For Many, Living Beneath A Bridge Is Preferable To Shelters
Susan Campbell
December 05, 2010
Like a hymn at a revival, the invitation is gently tendered: Come home. Ye who are weary, come home.
And just like the invitation at those revivals, the message falls on deaf ears. Once Hartford's hard-core homeless end up in a hovel beneath one of the city's bridges, they tend to stay. These are the people too sick, too high, too broken to trust that anything can save them. Here, at least, the rules are clear: Block the wind. Be invisible. Guard your stuff. Check your toes and fingers for frostbite. Trust no one.
The people beneath the bridges have exhausted families, friends and options, and no amount of cajoling or logic can convince them they need to come indoors, where social services — though stretched thin — might put them on the road to a healthier kind of independence.
Nothing works — until, that is, it finally does. One more visit from the Hartford Homeless Outreach team — this one on Thanksgiving morning — and one of the hard-cores just might come out from beneath the bridge.

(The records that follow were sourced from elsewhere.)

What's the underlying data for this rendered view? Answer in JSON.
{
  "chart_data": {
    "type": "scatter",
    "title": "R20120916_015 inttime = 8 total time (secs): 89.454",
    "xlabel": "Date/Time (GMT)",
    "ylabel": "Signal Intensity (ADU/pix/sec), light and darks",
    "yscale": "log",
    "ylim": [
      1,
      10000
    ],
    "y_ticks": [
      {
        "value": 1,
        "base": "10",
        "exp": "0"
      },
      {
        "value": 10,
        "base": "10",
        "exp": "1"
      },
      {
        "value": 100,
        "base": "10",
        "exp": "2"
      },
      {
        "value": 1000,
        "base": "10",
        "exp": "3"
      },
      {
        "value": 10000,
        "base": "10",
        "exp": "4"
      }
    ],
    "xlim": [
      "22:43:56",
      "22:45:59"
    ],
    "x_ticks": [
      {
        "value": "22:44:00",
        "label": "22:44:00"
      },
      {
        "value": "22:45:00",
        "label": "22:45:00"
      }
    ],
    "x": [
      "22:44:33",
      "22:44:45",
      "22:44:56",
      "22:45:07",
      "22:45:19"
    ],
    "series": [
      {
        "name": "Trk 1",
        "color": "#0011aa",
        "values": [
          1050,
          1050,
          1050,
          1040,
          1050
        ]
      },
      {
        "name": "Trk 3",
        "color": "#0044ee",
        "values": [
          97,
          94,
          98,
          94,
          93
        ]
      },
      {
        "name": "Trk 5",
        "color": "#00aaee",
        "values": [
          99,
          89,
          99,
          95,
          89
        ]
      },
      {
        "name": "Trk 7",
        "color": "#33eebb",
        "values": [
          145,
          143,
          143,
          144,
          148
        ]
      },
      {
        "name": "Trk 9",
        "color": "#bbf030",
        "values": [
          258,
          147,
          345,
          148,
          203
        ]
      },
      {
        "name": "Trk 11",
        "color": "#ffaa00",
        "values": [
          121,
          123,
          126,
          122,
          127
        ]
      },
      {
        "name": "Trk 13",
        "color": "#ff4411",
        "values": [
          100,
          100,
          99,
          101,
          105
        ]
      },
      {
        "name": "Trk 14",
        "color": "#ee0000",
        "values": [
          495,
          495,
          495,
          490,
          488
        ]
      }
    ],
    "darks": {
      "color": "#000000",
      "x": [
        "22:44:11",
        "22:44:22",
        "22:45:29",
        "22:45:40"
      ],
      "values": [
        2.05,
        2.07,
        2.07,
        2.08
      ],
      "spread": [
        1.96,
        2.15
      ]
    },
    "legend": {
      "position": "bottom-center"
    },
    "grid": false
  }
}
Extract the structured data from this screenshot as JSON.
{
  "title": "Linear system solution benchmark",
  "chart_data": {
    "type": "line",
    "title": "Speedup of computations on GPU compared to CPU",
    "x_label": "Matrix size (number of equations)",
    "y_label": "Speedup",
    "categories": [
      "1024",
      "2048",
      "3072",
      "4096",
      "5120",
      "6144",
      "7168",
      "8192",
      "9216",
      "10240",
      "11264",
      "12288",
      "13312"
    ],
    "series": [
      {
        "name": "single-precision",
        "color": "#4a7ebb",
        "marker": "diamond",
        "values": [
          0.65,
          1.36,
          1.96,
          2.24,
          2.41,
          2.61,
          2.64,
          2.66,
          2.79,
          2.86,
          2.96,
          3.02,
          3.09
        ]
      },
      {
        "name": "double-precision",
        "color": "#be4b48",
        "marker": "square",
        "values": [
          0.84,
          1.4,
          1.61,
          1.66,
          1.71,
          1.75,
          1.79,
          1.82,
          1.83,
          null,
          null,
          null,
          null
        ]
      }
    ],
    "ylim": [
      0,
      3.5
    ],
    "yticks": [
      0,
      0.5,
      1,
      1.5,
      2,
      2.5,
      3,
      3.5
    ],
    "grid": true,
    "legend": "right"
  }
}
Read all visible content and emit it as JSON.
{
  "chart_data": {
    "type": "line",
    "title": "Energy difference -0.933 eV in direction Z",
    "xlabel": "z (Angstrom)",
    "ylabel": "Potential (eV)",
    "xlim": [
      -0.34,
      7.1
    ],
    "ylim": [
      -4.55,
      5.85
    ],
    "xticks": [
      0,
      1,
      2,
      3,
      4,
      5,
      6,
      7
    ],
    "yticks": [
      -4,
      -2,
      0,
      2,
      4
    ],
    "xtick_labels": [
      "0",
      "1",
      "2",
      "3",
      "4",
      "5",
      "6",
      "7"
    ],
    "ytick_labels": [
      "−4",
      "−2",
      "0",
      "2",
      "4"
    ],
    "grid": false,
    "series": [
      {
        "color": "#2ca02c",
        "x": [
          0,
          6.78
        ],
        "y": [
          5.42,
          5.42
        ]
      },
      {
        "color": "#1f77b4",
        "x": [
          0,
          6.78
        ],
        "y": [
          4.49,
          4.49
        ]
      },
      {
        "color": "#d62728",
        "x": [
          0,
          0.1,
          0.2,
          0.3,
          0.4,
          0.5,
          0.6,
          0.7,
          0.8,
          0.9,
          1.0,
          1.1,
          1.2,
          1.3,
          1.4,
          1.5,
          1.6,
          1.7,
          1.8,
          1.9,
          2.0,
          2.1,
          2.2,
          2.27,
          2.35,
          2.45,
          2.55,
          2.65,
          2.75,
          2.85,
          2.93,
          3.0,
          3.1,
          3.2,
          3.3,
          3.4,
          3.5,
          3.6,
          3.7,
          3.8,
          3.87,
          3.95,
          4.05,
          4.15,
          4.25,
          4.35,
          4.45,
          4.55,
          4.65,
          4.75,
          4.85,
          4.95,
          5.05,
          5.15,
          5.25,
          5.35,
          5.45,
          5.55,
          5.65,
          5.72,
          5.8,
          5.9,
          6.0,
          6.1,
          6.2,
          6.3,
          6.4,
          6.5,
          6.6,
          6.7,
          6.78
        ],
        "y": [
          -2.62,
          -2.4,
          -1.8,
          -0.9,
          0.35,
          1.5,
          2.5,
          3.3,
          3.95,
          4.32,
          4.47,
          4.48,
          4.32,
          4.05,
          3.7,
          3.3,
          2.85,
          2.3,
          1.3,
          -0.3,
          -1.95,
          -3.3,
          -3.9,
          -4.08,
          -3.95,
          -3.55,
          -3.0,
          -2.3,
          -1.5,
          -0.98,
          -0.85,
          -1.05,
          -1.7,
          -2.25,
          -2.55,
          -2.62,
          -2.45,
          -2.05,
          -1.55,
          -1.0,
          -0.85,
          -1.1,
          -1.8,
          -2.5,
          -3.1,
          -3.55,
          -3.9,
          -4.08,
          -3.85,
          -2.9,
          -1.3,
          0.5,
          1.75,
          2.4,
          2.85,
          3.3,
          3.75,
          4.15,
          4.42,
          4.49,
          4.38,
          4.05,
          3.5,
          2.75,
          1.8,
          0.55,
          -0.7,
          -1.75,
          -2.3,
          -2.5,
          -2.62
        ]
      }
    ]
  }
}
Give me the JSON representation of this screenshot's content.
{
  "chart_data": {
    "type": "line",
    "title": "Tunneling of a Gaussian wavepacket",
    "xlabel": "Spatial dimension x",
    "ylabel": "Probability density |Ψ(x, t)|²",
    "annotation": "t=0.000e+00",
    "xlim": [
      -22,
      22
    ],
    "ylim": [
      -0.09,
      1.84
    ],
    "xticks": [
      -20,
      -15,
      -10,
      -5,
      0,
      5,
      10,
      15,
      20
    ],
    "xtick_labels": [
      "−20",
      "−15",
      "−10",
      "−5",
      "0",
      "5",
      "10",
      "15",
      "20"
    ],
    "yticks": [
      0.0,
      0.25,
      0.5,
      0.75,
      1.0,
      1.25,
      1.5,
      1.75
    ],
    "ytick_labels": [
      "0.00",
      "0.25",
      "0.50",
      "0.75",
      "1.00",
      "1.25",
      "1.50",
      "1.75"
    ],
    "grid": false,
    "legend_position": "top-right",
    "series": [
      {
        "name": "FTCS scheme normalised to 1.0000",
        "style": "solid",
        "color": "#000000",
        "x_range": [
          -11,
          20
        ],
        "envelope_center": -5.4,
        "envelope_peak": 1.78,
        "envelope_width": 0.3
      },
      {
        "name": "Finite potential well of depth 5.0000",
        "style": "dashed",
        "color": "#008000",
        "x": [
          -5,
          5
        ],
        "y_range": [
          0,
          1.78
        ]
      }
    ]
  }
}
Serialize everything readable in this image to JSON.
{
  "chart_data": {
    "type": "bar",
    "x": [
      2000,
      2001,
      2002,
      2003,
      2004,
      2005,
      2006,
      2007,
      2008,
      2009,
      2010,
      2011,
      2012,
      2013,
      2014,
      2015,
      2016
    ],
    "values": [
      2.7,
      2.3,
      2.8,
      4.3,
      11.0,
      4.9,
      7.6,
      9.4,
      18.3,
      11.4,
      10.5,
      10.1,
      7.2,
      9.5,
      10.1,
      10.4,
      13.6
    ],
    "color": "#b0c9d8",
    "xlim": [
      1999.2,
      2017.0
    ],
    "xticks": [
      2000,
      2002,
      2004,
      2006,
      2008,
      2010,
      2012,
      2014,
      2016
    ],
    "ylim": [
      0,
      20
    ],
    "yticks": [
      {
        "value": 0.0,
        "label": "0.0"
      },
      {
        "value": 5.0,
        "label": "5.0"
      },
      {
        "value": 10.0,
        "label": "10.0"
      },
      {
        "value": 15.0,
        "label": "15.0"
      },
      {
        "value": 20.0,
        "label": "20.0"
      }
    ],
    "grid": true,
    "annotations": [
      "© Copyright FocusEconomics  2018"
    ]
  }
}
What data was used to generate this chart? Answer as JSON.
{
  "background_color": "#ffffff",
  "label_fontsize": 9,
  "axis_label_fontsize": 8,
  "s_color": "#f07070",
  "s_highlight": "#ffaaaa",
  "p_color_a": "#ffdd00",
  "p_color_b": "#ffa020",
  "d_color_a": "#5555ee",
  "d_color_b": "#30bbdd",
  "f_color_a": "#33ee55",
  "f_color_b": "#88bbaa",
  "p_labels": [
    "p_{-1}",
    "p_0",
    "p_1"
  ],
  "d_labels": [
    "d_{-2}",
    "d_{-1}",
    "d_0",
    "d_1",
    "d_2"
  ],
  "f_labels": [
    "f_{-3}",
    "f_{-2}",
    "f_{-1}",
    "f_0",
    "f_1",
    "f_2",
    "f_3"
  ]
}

There's no science to it, so the team is out every Thursday while it's still dark, before the hard-core leave their piles of mattresses and cast-off blankets for points unknown. Hartford's homeless shelters are traditionally filled to bursting — South Park turned away people 535 times just in October — but somehow, they'll find room. It's the story of the prodigal son (and occasional daughter) all over again.
To be effective, you must be consistent, says Brian Baker of South Park Inn. If you say you'll bring someone socks, do that. One man with a crazy eye and a bad reputation asks for boots, size 101/2 — black boots because, he says, he's "doing some security work." Baker says he'll look.
Black boots, the man says again. He already has brown. Of course Baker will find some; he always does.
The man barks out his order from inside a viaduct, behind a gate of trash and discarded wood. It smells of human feces here, and bottles litter the ground.
Beneath one bridge rests a neatly made mattress with a small pumpkin as decoration. Scattered around are evidences of drug use. Nearby rests a chunk of concrete that serves as a soccer goal. A family once lived here, complete with chickens. No one knows where they went. Their family found space for them? A social service came through?
Come home, says John Badger, who's been doing this for 18 years with his brother-in-arms, Tony Pignone. They usually see 20 or 25 people a week. It's lighter today because it's Thanksgiving, and people tend to be more forgiving on Thanksgiving. Even the biggest miscreant can find a place at the table today — so what does that say about the handful of men the team finds today in spots they don't advertise because police are prone to clearing the places out? People complain. It's a safety hazard, they say.
Pignone drives a beater van through the quiet streets while Badger teases him. When they're not reaching out to the homeless, they're yanking one another's chain. "You want to drive?" Pignone asks Badger, who'd just shouted at an approaching red light. You've got to have some gallows humor, Badger says later.
In another part of town, the team walks up on Wes, who is sleeping wrapped in a cocoon of sleeping bags. Wes sports an oozing sore on his neck that's been there for years. He is the sole of graciousness as he entertains his guests.
Come home, Baker says to a man named John, whose head pokes around a piece of plywood beneath yet another bridge. He did come inside once, John says, but he was kicked out of South Park for life.
Probably not. South Park is famous for its open-door policy. Baker says he'll check as he hands the man a handful of clean new socks that look like a beacon in the gloom. Later, Baker finds that John hasn't been banned, and he extracts from John a promise to come inside. You never know. This homecoming just might take.
Reprinted with permission of the Hartford Courant.